Many New York City neighborhoods have high rates of uninsured residents – the central problem that Obamacare was created to solve.  The communities with the greatest percentage of people without health insurance are Jackson Heights (with 32 percent uninsured), Bushwick and Elmhurst/Corona, according to a report last year by the United Hospital Fund.

Click map to see share of uninsured residents in each New York City neighborhood. Source: United Hospital Fund, "Health Care Insurance in New York, 2009."


But it’s hard to determine how many of these people would be covered under Obamacare, or conversely, how many would lose the chance to get insurance if major parts of the law were struck down. Bob de Luna, a spokesman for the United Hospital Fund, noted that some of the highest rates of uninsured are in neighborhoods with significant populations of undocumented immigrants. Their ability to purchase health insurance would not be affected by the health care overhaul.
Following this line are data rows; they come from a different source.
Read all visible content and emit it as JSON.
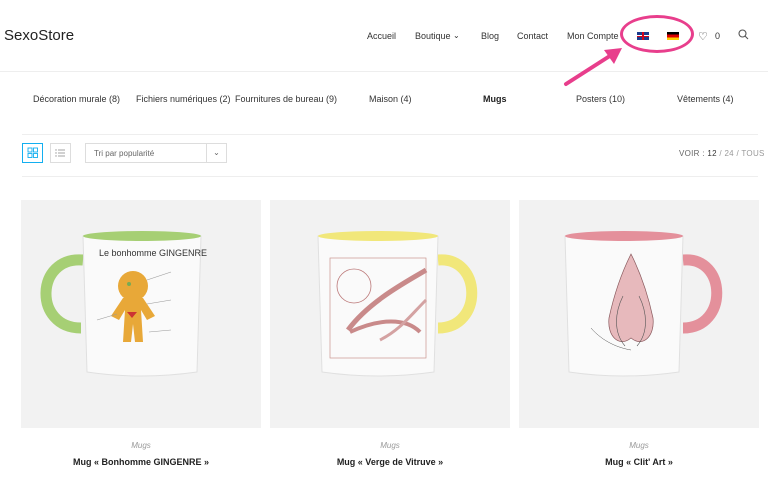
{
  "header": {
    "logo": "SexoStore",
    "nav": [
      "Accueil",
      "Boutique",
      "Blog",
      "Contact",
      "Mon Compte"
    ],
    "languages": [
      "english-flag",
      "german-flag"
    ],
    "wishlist_count": "0"
  },
  "categories": [
    "Décoration murale (8)",
    "Fichiers numériques (2)",
    "Fournitures de bureau (9)",
    "Maison (4)",
    "Mugs",
    "Posters (10)",
    "Vêtements (4)"
  ],
  "toolbar": {
    "sort_selected": "Tri par popularité",
    "voir_label": "VOIR :",
    "per_page": [
      "12",
      "24",
      "TOUS"
    ]
  },
  "products": [
    {
      "category": "Mugs",
      "name": "Mug « Bonhomme GINGENRE »",
      "mug_title": "Le bonhomme GINGENRE",
      "accent": "#a6cf74"
    },
    {
      "category": "Mugs",
      "name": "Mug « Verge de Vitruve »",
      "accent": "#f1e77a"
    },
    {
      "category": "Mugs",
      "name": "Mug « Clit' Art »",
      "accent": "#e4909b"
    }
  ],
  "colors": {
    "accent": "#13aff0",
    "annotation": "#e83e8c"
  }
}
De Luna said New York has already enacted robust public health insurance coverage at the state level, meaning that Obamacare would not affect the eligibility of significant numbers of people for public health insurance plans. But he estimated that some 750,000 New Yorkers are now eligible for public insurance but still unenrolled. “The bigger impact is through the mandate and the creation of a health benefit exchange for New York that would facilitate the purchase of insurance for eligible New Yorkers who are not insured,” de Luna said.

It was precisely that individual mandate to buy health insurance that was subjected an onslaught of tough questions from the Supreme Court’s conservative majority today – suggesting that the roughly 750,000 New Yorkers who are eligible but unenrolled may not be able to expect that Obamacare’s central provisions will survive to change their plight.